All those who are very interested in the subject already know who will be the most intelligent: Willie Nelson, Dolly Parton, Merle Haggard, Rosanne Cash and Emmylou Harris. But Burns has discovered unlikely commentators who sometimes threaten to steal the show. Who could have known if Brenda Lee spoke so well, or Jeannie Seely, Ray Benson, Carlene Carter or Charlie Pride? Country music to his surprises.

But best of all is Marty Stuart, who, in addition to being a great musician and articulate music historian to whom he has devoted his life, also has a great story: when he was still a boy, he had told his mother was going to get married. the country's star Connie Smith one day, and several decades later, he did just that.
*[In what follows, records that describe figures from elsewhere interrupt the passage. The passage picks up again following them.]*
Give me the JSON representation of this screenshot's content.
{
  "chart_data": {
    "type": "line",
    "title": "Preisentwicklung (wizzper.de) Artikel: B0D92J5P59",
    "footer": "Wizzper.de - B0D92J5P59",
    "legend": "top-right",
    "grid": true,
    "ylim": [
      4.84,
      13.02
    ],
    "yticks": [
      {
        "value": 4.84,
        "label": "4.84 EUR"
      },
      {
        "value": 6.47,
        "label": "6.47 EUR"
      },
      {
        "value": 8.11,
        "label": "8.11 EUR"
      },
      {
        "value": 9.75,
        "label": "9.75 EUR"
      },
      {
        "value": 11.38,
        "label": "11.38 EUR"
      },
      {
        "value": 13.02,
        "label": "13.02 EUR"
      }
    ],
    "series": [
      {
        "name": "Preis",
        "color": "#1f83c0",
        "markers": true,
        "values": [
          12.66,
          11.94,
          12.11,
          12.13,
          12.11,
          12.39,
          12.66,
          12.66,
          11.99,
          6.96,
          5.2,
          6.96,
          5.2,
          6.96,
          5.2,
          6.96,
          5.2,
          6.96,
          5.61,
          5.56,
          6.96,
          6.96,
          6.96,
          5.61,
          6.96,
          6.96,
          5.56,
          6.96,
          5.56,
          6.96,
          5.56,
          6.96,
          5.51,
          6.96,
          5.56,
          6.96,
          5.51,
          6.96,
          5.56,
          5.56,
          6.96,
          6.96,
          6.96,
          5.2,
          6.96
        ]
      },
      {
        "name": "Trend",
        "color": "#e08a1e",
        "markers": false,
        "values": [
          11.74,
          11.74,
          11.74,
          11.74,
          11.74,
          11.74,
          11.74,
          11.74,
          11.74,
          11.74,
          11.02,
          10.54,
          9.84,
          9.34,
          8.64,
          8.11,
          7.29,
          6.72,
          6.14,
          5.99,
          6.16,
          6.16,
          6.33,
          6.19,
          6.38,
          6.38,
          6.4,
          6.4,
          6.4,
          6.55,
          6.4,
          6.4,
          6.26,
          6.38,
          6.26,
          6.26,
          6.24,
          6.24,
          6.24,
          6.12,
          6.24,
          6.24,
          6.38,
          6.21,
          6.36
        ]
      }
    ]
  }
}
Looking at the doc, there were more times than I could count and would have liked Burns to come and shoot a Marty Stuart movie talking. His improvised remarks are just as insightful as anything in the voice-over script written by Dayton Duncan and read by Peter Coyote. As Shelby Foote was Burns Civil warMarty Stuart too Country music.

It is Stuart's responsibility to emphasize the aforementioned dichotomy between Jimmie Rodgers' blues and refinement and traditional Carters gospel music. It is Stuart who points out that Maybelle Carter has practically invented the country guitar sound.

Beginning the fifth episode, Stuart describes the musical melting pot of the Grand Ole Opry scene in the middle of the century: "All his children had come to the Mother Church of Country Music. It was almost like a badge of honor that you had to bring your culture with you to the table. That's why Bob Wills and his guys brought us Western music. That's why Hank Williams brought the South with him from honky tonks. Johnny Cash brought the black soil of Arkansas. Bill Monroe extracted music from bluegrass music from Kentucky. Willie Nelson brought his poetry from Texas. Patsy Cline brought her the heartache of Virginia. I mean, it was the most wonderful parade of sons and daughters in America that brought their hearts, souls and experiences, and it gave us a great era for country music. "

The episode five is perhaps the best part of the series. Covering the years when Haggard, Parton, Buck Owens, Loretta Lynn and George Jones and Tammy Wynette dominated the radio's playlists, it illustrates the moment when popularity and musical genius were only one. After this strong moment, the series, like the music it covers, loses steam.